If Base implements std::fmt::Debug, Automaton also implements Debug, and will print its current mode.

Usage

use mode::*;
use std::fmt::Debug;
 
struct MyFamily;
impl Family for MyFamily {
    type Base = dyn MyBase;
    type Mode = Box<dyn MyBase>;
    type Input = ();
    type Output = Box<dyn MyBase>;
}
 
trait MyBase : boxed::Mode<Family = MyFamily> + Debug { } // TODO: Add common interface.
 
#[derive(Debug)]
struct MyMode {
    pub foo : i32,
    pub bar : &'static str,
}
 
impl MyBase for MyMode { } // TODO: Implement common interface.
 
impl boxed::Mode for MyMode {
    type Family = MyFamily;
    fn swap(self : Box<Self>, _input : ()) -> Box<dyn MyBase> { self } // TODO
}
 
let automaton = MyFamily::automaton_with_mode(Box::new(MyMode { foo: 3, bar: "Hello, World!" }));
dbg!(automaton);

fn fmt(&self, formatter: &mut Formatter) -> Result

Formats the value using the given formatter.

impl<F: ?Sized> Default for Automaton<F> where
    F: Family,
    F::Mode: Default, 

fn default() -> Self

Creates a new Automaton with the default Mode active. This is equivalent to calling Automaton::new().

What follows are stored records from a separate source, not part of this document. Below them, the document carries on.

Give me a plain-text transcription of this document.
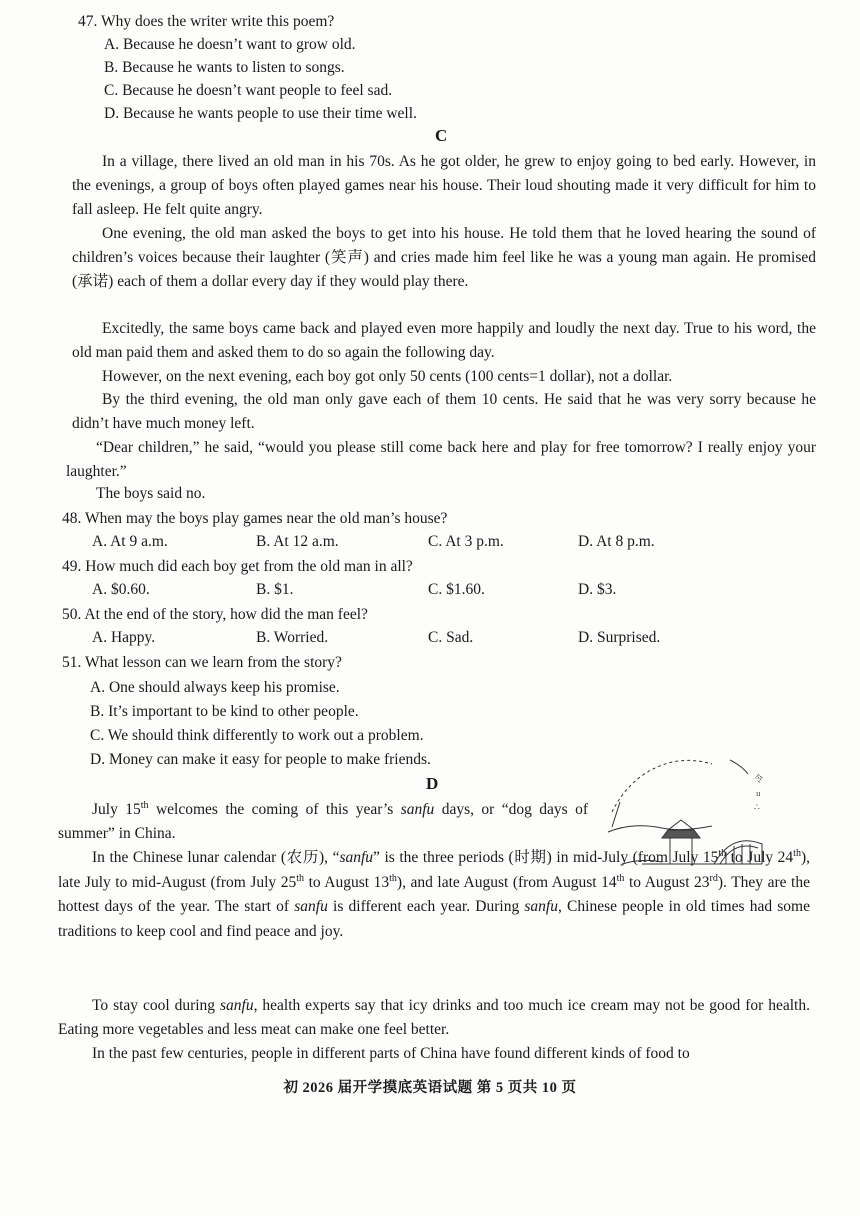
47. Why does the writer write this poem?
A. Because he doesn’t want to grow old.
B. Because he wants to listen to songs.
C. Because he doesn’t want people to feel sad.
D. Because he wants people to use their time well.
C
In a village, there lived an old man in his 70s. As he got older, he grew to enjoy going to bed early. However, in the evenings, a group of boys often played games near his house. Their loud shouting made it very difficult for him to fall asleep. He felt quite angry.
One evening, the old man asked the boys to get into his house. He told them that he loved hearing the sound of children’s voices because their laughter (笑声) and cries made him feel like he was a young man again. He promised (承诺) each of them a dollar every day if they would play there.
Excitedly, the same boys came back and played even more happily and loudly the next day. True to his word, the old man paid them and asked them to do so again the following day.
However, on the next evening, each boy got only 50 cents (100 cents=1 dollar), not a dollar.
By the third evening, the old man only gave each of them 10 cents. He said that he was very sorry because he didn’t have much money left.
“Dear children,” he said, “would you please still come back here and play for free tomorrow? I really enjoy your laughter.”
The boys said no.
48. When may the boys play games near the old man’s house?
A. At 9 a.m.	B. At 12 a.m.	C. At 3 p.m.	D. At 8 p.m.
49. How much did each boy get from the old man in all?
A. $0.60.	B. $1.	C. $1.60.	D. $3.
50. At the end of the story, how did the man feel?
A. Happy.	B. Worried.	C. Sad.	D. Surprised.
51. What lesson can we learn from the story?
A. One should always keep his promise.
B. It’s important to be kind to other people.
C. We should think differently to work out a problem.
D. Money can make it easy for people to make friends.
D
July 15th welcomes the coming of this year’s sanfu days, or “dog days of summer” in China.
In the Chinese lunar calendar (农历), “sanfu” is the three periods (时期) in mid-July (from July 15th to July 24th), late July to mid-August (from July 25th to August 13th), and late August (from August 14th to August 23rd). They are the hottest days of the year. The start of sanfu is different each year. During sanfu, Chinese people in old times had some traditions to keep cool and find peace and joy.
To stay cool during sanfu, health experts say that icy drinks and too much ice cream may not be good for health. Eating more vegetables and less meat can make one feel better.
In the past few centuries, people in different parts of China have found different kinds of food to
令
ıı
∴
初 2026 届开学摸底英语试题 第 5 页共 10 页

See note on new() for more on when this function can be used.

impl<F: ?Sized> Deref for Automaton<F> where
    F: Family,
    F::Mode: Borrow<F::Base>, 

type Target = F::Base

The resulting type after dereferencing.

fn deref(&self) -> &F::Base

Returns an immutable reference to the current Mode as a &F::Base, allowing functions to be called on the inner Mode.

impl<F: ?Sized> DerefMut for Automaton<F> where
    F: Family,
    F::Mode: Borrow<F::Base> + BorrowMut<F::Base>, 

fn deref_mut(&mut self) -> &mut F::Base

Returns a mutable reference to the current Mode as a &mut F::Base, allowing functions to be called on the inner Mode.

impl<F: ?Sized> Display for Automaton<F> where
    F: Family,
    F::Mode: Borrow<F::Base>,
    F::Base: Display, 

If Base implements std::fmt::Display, Automaton also implements Display, and will print its current mode.

Usage

use mode::*;
use std::fmt::{Display, Formatter, Result};
 
struct MyFamily;
impl Family for MyFamily {
    type Base = dyn MyBase;
    type Mode = Box<dyn MyBase>;
    type Input = ();
    type Output = Box<dyn MyBase>;
}
 
trait MyBase : boxed::Mode<Family = MyFamily> + Display { } // TODO: Add common interface.
 
struct MyMode {
    pub foo : i32,
    pub bar : &'static str,
}
 
impl Display for MyMode {
    fn fmt(&self, f : &mut Formatter<'_>) -> Result {
        write!(f, "Foo is {}, and bar is \"{}\".", self.foo, self.bar)
    }
}
 
impl MyBase for MyMode { } // TODO: Implement common interface.
 
impl boxed::Mode for MyMode {
    type Family = MyFamily;
    fn swap(self : Box<Self>, _input : ()) -> Box<dyn MyBase> { self } // TODO
}
 
let automaton = MyFamily::automaton_with_mode(Box::new(MyMode { foo: 3, bar: "Hello, World!" }));
println!("{}", automaton);

fn fmt(&self, formatter: &mut Formatter) -> Result

Formats the value using the given formatter.